Longitudinal Efficacy of Antidepressant Pharmacotherapy in Multiple Sclerosis
Objectives: To evaluate the longitudinal efficacy of antidepressant medication in MS patients.
Methods: Participants (N = 349) were recruited from an outpatient MS clinic at a medical center in New Jersey. Longitudinal depression and medication data were collected as part of ongoing neuropsychological research. Medication information was obtained from participants through interview and medical records, while participants also completed the Beck Depression Inventory-II (BDI). Pearson Chi-Square test and linear regressions were used to examine the course of depression over time for participants in antidepressant-medicated and non-medicated groups.
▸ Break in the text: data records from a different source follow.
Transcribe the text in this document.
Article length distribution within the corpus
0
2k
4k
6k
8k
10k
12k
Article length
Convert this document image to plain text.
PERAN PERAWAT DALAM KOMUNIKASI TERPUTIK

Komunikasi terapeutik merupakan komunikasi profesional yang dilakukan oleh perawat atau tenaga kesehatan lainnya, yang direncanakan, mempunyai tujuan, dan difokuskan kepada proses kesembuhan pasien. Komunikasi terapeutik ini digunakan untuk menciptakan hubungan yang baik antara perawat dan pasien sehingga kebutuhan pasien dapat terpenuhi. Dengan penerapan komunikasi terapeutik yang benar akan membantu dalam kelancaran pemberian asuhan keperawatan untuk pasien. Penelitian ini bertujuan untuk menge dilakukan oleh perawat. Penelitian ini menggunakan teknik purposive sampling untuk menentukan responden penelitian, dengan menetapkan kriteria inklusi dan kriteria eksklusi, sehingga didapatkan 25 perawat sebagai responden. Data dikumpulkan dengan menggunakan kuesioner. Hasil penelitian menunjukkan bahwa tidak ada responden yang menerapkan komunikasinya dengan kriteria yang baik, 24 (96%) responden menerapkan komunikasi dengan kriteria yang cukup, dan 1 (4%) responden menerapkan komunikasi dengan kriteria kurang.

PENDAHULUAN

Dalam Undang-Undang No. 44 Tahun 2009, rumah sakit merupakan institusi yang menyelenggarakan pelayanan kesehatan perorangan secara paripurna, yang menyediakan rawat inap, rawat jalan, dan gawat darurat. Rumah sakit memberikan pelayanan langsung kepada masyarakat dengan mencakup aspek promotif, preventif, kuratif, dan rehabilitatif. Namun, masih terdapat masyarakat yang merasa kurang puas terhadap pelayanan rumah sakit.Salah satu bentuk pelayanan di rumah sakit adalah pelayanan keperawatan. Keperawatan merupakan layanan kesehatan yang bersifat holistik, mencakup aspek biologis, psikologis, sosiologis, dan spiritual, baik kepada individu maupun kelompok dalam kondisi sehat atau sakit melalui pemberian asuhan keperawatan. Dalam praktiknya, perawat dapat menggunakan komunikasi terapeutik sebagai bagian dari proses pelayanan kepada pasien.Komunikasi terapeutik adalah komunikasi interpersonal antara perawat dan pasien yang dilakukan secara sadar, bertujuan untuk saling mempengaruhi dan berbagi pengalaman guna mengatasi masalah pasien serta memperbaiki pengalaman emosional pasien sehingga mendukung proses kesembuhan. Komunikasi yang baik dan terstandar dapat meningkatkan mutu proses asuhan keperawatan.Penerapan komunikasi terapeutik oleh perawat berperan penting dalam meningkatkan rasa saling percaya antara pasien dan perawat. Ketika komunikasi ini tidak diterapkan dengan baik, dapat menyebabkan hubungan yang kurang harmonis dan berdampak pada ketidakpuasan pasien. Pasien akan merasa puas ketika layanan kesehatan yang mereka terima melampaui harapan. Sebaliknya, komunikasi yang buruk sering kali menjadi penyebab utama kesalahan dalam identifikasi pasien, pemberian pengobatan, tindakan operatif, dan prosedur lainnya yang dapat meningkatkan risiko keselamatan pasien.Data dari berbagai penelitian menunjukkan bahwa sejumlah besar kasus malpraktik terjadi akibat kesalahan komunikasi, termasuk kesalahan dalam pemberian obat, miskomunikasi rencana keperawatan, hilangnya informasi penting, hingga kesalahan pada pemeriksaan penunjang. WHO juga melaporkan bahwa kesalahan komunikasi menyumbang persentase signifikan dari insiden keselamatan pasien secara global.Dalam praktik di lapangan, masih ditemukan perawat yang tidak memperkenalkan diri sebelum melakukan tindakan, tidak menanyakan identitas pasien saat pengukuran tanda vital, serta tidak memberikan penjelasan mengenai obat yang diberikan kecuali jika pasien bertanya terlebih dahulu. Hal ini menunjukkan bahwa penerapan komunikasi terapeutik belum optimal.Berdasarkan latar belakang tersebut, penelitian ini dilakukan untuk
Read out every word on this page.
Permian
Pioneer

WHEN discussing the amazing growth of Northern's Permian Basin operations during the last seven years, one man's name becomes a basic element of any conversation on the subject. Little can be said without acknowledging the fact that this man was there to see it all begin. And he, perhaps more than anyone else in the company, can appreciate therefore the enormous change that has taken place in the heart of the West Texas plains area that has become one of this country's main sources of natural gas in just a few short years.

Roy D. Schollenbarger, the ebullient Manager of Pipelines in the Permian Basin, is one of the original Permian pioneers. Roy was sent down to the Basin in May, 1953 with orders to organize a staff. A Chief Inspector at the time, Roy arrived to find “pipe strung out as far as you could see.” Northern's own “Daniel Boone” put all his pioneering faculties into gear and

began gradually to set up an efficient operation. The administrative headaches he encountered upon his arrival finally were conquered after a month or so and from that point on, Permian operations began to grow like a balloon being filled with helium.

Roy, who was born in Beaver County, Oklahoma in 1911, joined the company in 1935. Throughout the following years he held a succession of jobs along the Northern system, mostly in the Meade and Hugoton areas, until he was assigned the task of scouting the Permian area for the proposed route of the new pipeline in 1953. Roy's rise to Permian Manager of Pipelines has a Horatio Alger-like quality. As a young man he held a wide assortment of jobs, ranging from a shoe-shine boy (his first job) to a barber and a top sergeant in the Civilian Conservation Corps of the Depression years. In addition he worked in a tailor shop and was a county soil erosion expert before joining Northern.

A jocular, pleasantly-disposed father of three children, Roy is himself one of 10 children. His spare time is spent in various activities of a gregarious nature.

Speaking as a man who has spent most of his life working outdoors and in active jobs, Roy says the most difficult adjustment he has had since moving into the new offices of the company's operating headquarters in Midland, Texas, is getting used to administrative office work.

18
Results: Outcome data ranged longitudinally from 0.92 to 71.33 months (M = 29.50, SD = 17.44). Antidepressant medication status did not significantly relate to clinically meaningful change in BDI score (Χ2 = 2.619, p = .270). Time did not significantly predict change in BDI score for the antidepressant (β = −.050, p = .535) or non-antidepressant groups (β = −.006, p = .933).
Conclusions: Depression's stability in the MS population appears refractory to the effects of standard antidepressant pharmacotherapy longitudinally. Additional or alternate management of depressive disorders is indicated for patients with MS.